ROANOKE TIMES

                         Roanoke Times
                 Copyright (c) 1995, Landmark Communications, Inc.

DATE: SUNDAY, April 17, 1994                   TAG: 9404170064
SECTION: NATIONAL/INTERNATIONAL                    PAGE: A-1   EDITION: METRO 
SOURCE: The Washington Post
DATELINE: WASHINGTON                                LENGTH: Medium


WARRANTLESS SEARCHES PART OF GUN CRACKDOWN

The Clinton administration introduced a new policy Saturday to permit police without warrants to raid and search public housing apartments but said the plan will not violate tenants' constitutional rights.

The president outlined the policy in his weekly radio address, including it in a pitch for the pending anticrime bill. He contrasted constitutional fears about unlawful searches with the needs of public housing residents suffering "bloodshed and terror."

"The crime bill will help us take back those rights for all of our people," Clinton said. "So will our new policy to protect public housing residents."

The policy grew out of a conflict last August between the Chicago Housing Authority and the American Civil Liberties Union over a Housing Authority-sponsored warrantless "sweep" of a housing project by police searching for guns.
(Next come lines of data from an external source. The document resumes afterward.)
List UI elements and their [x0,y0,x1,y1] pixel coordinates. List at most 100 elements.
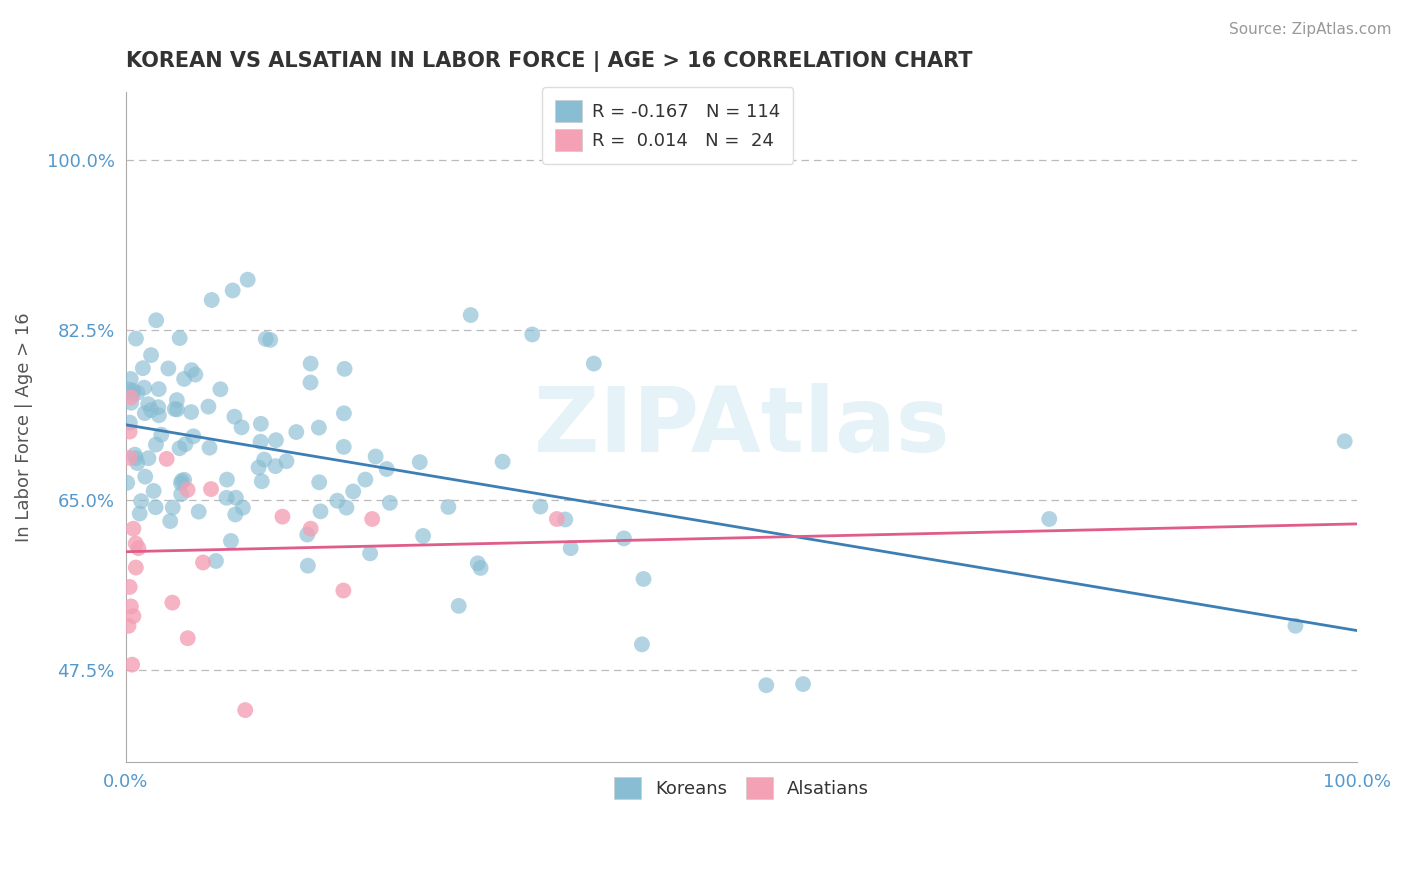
Point [170,487,193,501]
Point [142,483,165,498]
Point [120,599,142,614]
Point [174,437,197,451]
Point [128,507,150,521]
Legend: Koreans, Alsatians: Koreans, Alsatians [599,762,883,813]
Point [342,484,364,499]
Point [173,473,195,487]
Point [299,357,322,371]
Point [177,631,200,645]
Point [335,500,357,515]
Point [333,362,356,376]
Point [127,541,149,555]
Point [169,442,191,456]
Point [247,460,270,475]
Y-axis label: In Labor Force | Age > 16: In Labor Force | Age > 16 [15,312,32,541]
Point [249,434,271,449]
Point [173,372,195,386]
Point [755,678,778,692]
Point [145,313,167,327]
Point [308,420,330,434]
Point [359,546,381,560]
Point [118,416,141,430]
Point [467,557,489,571]
Point [200,482,222,496]
Point [309,504,332,518]
Point [148,409,170,423]
Point [159,514,181,528]
Point [162,500,184,515]
Point [134,469,156,483]
Point [169,331,191,345]
Point [546,512,568,526]
Point [250,475,273,489]
Point [224,409,246,424]
Point [271,509,294,524]
Point [166,393,188,408]
Point [491,455,513,469]
Point [176,483,198,497]
Point [582,357,605,371]
Point [364,450,387,464]
Point [180,363,202,377]
Point [332,583,354,598]
Point [209,382,232,396]
Point [150,427,173,442]
Point [254,332,277,346]
Point [122,384,145,398]
Point [205,554,228,568]
Point [259,333,281,347]
Point [276,454,298,468]
Text: KOREAN VS ALSATIAN IN LABOR FORCE | AGE > 16 CORRELATION CHART: KOREAN VS ALSATIAN IN LABOR FORCE | AGE … [127,51,973,71]
Point [215,491,238,505]
Point [225,491,247,505]
Point [166,402,188,417]
Point [148,382,170,396]
Point [120,395,142,409]
Point [170,474,193,488]
Point [470,561,492,575]
Point [250,417,273,431]
Point [198,441,221,455]
Point [191,556,214,570]
Point [264,433,287,447]
Point [460,308,482,322]
Point [308,475,330,490]
Point [326,493,349,508]
Point [560,541,582,556]
Point [221,284,243,298]
Point [633,572,655,586]
Point [378,496,401,510]
Point [129,494,152,508]
Point [1284,619,1306,633]
Point [125,536,148,550]
Point [120,372,142,386]
Point [297,558,319,573]
Point [253,452,276,467]
Point [127,456,149,470]
Point [148,400,170,414]
Point [118,580,141,594]
Point [183,429,205,443]
Point [197,400,219,414]
Point [412,529,434,543]
Point [409,455,432,469]
Point [117,619,139,633]
Point [125,332,148,346]
Point [132,361,155,376]
Point [529,500,551,514]
Point [127,385,149,400]
Point [231,420,253,434]
Point [139,403,162,417]
Point [121,657,143,672]
Point [613,532,636,546]
Point [375,462,398,476]
Point [437,500,460,514]
Point [299,522,322,536]
Text: ZIPAtlas: ZIPAtlas [534,383,949,471]
Point [1333,434,1355,449]
Point [631,637,654,651]
Point [122,609,145,624]
Point [187,505,209,519]
Point [118,425,141,439]
Point [522,327,544,342]
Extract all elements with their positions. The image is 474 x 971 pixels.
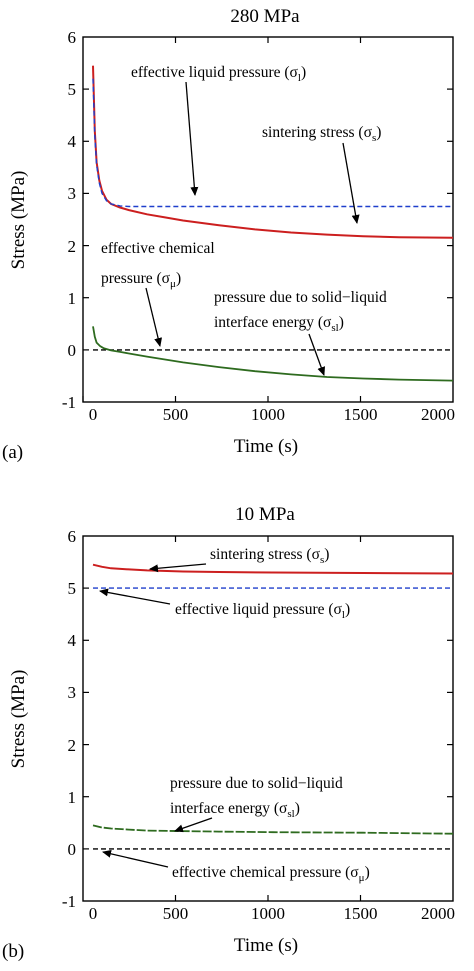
panel-b-arrow-liquid-pressure	[99, 588, 171, 605]
panel-a: 280 MPa 0 500 1000 1500 2000	[2, 6, 455, 463]
panel-b-ytick-label: -1	[62, 892, 76, 911]
panel-b-annotation-interface-pressure-2: interface energy (σsl)	[170, 800, 300, 820]
panel-a-annotation-interface-pressure-2: interface energy (σsl)	[214, 314, 344, 334]
panel-a-series	[92, 65, 454, 382]
panel-b-xtick-label: 1000	[251, 904, 285, 923]
panel-a-annotations: effective liquid pressure (σl) sintering…	[101, 64, 387, 376]
panel-a-annotation-chemical-pressure-2: pressure (σμ)	[101, 270, 181, 290]
panel-a-ytick-label: 4	[68, 132, 77, 151]
panel-a-ytick-label: 6	[68, 28, 77, 47]
panel-b-ytick-label: 5	[68, 579, 77, 598]
panel-b-annotation-sintering-stress: sintering stress (σs)	[210, 546, 329, 566]
panel-b-xtick-label: 2000	[421, 904, 455, 923]
panel-b-series-sintering-stress	[92, 563, 454, 575]
panel-b-xtick-label: 500	[163, 904, 189, 923]
panel-b-arrow-interface-pressure	[174, 817, 213, 833]
panel-a-series-effective-liquid-pressure	[92, 78, 453, 208]
panel-a-annotation-interface-pressure: pressure due to solid−liquid	[214, 289, 387, 306]
panel-a-ytick-label: 5	[68, 80, 77, 99]
panel-b-arrow-chemical-pressure	[102, 849, 169, 868]
panel-b-series-interface-energy-pressure	[92, 824, 454, 835]
panel-b-xtick-labels: 0 500 1000 1500 2000	[89, 904, 455, 923]
panel-a-xlabel: Time (s)	[234, 436, 298, 457]
panel-b-ytick-label: 4	[68, 631, 77, 650]
panel-a-series-interface-energy-pressure	[92, 326, 454, 382]
panel-a-arrow-sintering-stress	[342, 142, 360, 224]
panel-b-yticks	[83, 587, 453, 850]
panel-a-xtick-label: 0	[89, 405, 98, 424]
panel-a-ytick-label: 2	[68, 237, 77, 256]
panel-b-xtick-label: 0	[89, 904, 98, 923]
panel-b: 10 MPa 0 500 1000 1500 2000	[2, 504, 455, 962]
panel-b-ytick-label: 0	[68, 840, 77, 859]
panel-a-yticks	[83, 88, 453, 351]
panel-a-xtick-label: 1000	[251, 405, 285, 424]
panel-b-arrow-sintering-stress	[149, 563, 207, 573]
panel-a-annotation-sintering-stress: sintering stress (σs)	[262, 124, 381, 144]
panel-a-ytick-label: 0	[68, 341, 77, 360]
panel-b-series	[92, 563, 454, 850]
panel-a-xtick-label: 2000	[421, 405, 455, 424]
panel-b-title: 10 MPa	[235, 504, 295, 525]
panel-b-annotations: sintering stress (σs) effective liquid p…	[99, 546, 370, 884]
panel-a-xtick-label: 500	[163, 405, 189, 424]
panel-a-annotation-chemical-pressure: effective chemical	[101, 240, 215, 257]
panel-a-arrow-chemical-pressure	[145, 287, 163, 347]
panel-b-ytick-label: 3	[68, 683, 77, 702]
panel-a-ytick-label: 3	[68, 184, 77, 203]
panel-b-ytick-label: 1	[68, 788, 77, 807]
panel-a-title: 280 MPa	[230, 6, 300, 27]
panel-a-ylabel: Stress (MPa)	[8, 171, 29, 270]
panel-b-ylabel: Stress (MPa)	[8, 670, 29, 769]
panel-b-label: (b)	[2, 941, 24, 962]
panel-b-xtick-label: 1500	[344, 904, 378, 923]
panel-a-ytick-labels: -1 0 1 2 3 4 5 6	[62, 28, 77, 412]
panel-b-annotation-liquid-pressure: effective liquid pressure (σl)	[175, 601, 350, 621]
panel-a-arrow-liquid-pressure	[185, 81, 199, 196]
panel-b-annotation-interface-pressure: pressure due to solid−liquid	[170, 775, 343, 792]
panel-b-xticks	[174, 536, 362, 901]
panel-b-ytick-label: 6	[68, 527, 77, 546]
panel-b-ytick-label: 2	[68, 736, 77, 755]
panel-b-plot-frame	[82, 535, 454, 902]
panel-b-annotation-chemical-pressure: effective chemical pressure (σμ)	[172, 864, 370, 884]
panel-a-series-sintering-stress	[92, 65, 454, 239]
panel-a-ytick-label: -1	[62, 393, 76, 412]
panel-a-ytick-label: 1	[68, 289, 77, 308]
panel-a-xticks	[82, 37, 362, 402]
panel-a-plot-frame	[82, 36, 454, 403]
panel-a-annotation-liquid-pressure: effective liquid pressure (σl)	[131, 64, 306, 84]
panel-a-xtick-label: 1500	[344, 405, 378, 424]
panel-a-label: (a)	[2, 442, 23, 463]
panel-a-xtick-labels: 0 500 1000 1500 2000	[89, 405, 455, 424]
panel-a-arrow-interface-pressure	[308, 333, 326, 376]
panel-b-ytick-labels: -1 0 1 2 3 4 5 6	[62, 527, 77, 911]
panel-b-xlabel: Time (s)	[234, 935, 298, 956]
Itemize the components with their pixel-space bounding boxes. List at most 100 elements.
On April 7, a federal judge reaffirmed a ban on sweeps, siding with the ACLU in ruling they violated Fourth Amendment rights prohibiting unlawful search and seizure.

Clinton then ordered Attorney General Janet Reno and Housing and Urban Development Secretary Henry Cisneros to devise a way to protect public housing residents without trampling the Constitution.

The result was the new policy, which Cisneros described at a White House news conference. Cisneros said $28.8 million in new or reprogrammed funds will be designated for security and crime prevention in Chicago's 135,000 public housing units. He also made clear that the new sweeps plan - the core of the policy - was designed not only for Chicago, but "so that other housing authorities across the country would be able to act upon it." The plan was devised to "look at the nature of the sweeps that might be necessary, and [execute them] within constitutional limits."

The policy envisions controlling lobbies of buildings in housing projects, frisking suspicious people, searching common areas and vacant apartments, obtaining warrants to search apartments for probable cause and conducting warrantless searches in emergency circumstances.

It also describes how housing authorities might use "consent clauses," in which tenants agree in their leases to let police conduct unannounced searches. Cisneros said similar clauses allow maintenance workers to enter apartments in case of fire or other emergencies.

No one was immediately available for comment at the ACLU. In Chicago, the Illinois state ACLU legal director, Harvey Grossman, told the Chicago Sun-Times on Thursday that written lease agreements "would be acceptable" as long as they are not "a condition of the lease" and could be revoked "whenever a tenant wants to."